Lecciones sobre la peste

Las epidemias forman parte de la historia de la humanidad. No son páginas recientemente escritas, sino que han sido compañeras habituales de pueblos y de civilizaciones.

Difícil saber de las que deben haber asolado a la humanidad en los tiempos oscuros de la prehistoria. Incluso, luego de que el ser humano inventara la escritura, no hay documentos que nos muestren con claridad la presencia de las pestes.

Ya en la antigua Grecia, cuando la ciencia empieza a florecer que una epidemia acabaría con el esplendor alcanzado en el 431 A.C., es decir en la Atenas de Pericles. La llamada “Raro mal”, exterminó más de un tercio de la población de la ciudad, y durante años la condenó a vivir en medio del miedo y la muerte. Ese mismo mal continuó afectando, año tras año, a Atenas con brotes que ensombrecieron su historia.

La medicina actual no consigue establecer con exactitud, cuál fue la peste de Atenas, y por eso plantean varias hipótesis: tifus, peste bubónica, escarlatina, una fiebre hemorrágica como la del ébola o una combinación de las anteriores.

Cuenta una leyenda del antiguo imperio romano que la peste llamada Antonina, allá por los años 165 al 180 después de Cristo, gracias a que se presentó en época del emperador Antonio, se encontraba sellada dentro de una urna de oro en un templo de Babilonia. Un soldado romano que saqueaba aquel templo abrió aquella urna y la infección viajó a Roma, infectando, en su trayecto a cuanto pueblo hallaba en su camino, de acuerdo con un relato de un autor latino.

Esta no fue la única epidemia en la Roma antigua, hubo otras durante el imperio romano. Se sabe que un brote serio aparecía en algún lugar del Mediterráneo cada 10 o 20 años. Entre los años 250 al 266, es decir, setenta años después de la peste Antonina, se produjo otro brote, según los textos de Cipriano, un autor cristiano. Al igual de lo que pasó a Atenas, algunos comentaristas modernos afirman que estos dos brotes provocaron la caída del Imperio Romano.

Ante el coronavirus, merece la pena preguntarse si hay algo que podamos aprender de la experiencia de los romanos.

Los antiguos tenían una vaga idea del contagio de la infección de una persona a otra: pero una explicación mucho más común era la de un miasma presente en el aire de ciertos lugares. Aunque no hay como olvidar que en última instancia, la causa de la epidemia era casi siempre atribuida a la ira de los dioses ante el vicio o la maldad del ser humano.

En Roma, durante la peste antonina, Galeno asistió a numerosas víctimas de forma asidua. Entre los tratamientos supuestamente eficaces que él mismo registra se incluyen la ingesta de vinagre y mostaza o de tierra de Armenia, beber leche de la ciudad de Estabia o la orina de un niño.

El historiador Dion Casio afirmaba que morían 2.000 personas diarias en la ciudad de Roma y muchas más a lo largo y ancho del Imperio. Estos infortunados, creía él, “perecían a manos de criminales que impregnaban unas agujas minúsculas con sustancias mortíferas y recibían un pago por infectar a la gente”. Por supuesto, no revela la identidad ni la motivación de quien lo pagaba, porque no existía.

No hay ninguna medida práctica que podamos aprender de la experiencia de los griegos ni de los romanos: beber orina no sirve de ayuda.
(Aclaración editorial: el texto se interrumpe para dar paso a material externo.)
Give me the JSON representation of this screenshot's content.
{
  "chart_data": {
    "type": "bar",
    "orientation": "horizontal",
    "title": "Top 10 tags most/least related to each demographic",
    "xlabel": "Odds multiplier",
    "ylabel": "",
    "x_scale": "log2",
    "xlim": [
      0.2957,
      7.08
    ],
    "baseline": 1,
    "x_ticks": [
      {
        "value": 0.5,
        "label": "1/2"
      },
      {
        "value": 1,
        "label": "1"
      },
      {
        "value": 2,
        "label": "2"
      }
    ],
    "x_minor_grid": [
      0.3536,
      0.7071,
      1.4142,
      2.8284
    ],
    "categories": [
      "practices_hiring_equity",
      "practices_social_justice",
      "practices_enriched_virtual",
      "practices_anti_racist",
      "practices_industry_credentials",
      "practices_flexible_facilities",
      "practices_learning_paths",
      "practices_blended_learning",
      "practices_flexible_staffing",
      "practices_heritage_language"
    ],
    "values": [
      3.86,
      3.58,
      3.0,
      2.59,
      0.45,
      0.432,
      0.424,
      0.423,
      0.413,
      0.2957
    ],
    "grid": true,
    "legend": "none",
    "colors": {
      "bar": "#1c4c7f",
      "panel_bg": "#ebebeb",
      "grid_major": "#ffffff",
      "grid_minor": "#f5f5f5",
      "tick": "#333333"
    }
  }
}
Pero sí que hay lecciones sobre lo que debemos evitar: no echarle la culpa del brote a los demás, a grupos externos al nuestro, no ceder ante las teorías de unas conspiraciones inverosímiles y descabelladas, como que hay Gobiernos que quieren asesinar en secreto a grandes segmentos de la población. Lo que debemos extraer de esas experiencias es un mensaje de esperanza: la peste no provocó la caída de Atenas ni de Roma, tampoco provocará la desaparición del Ecuador.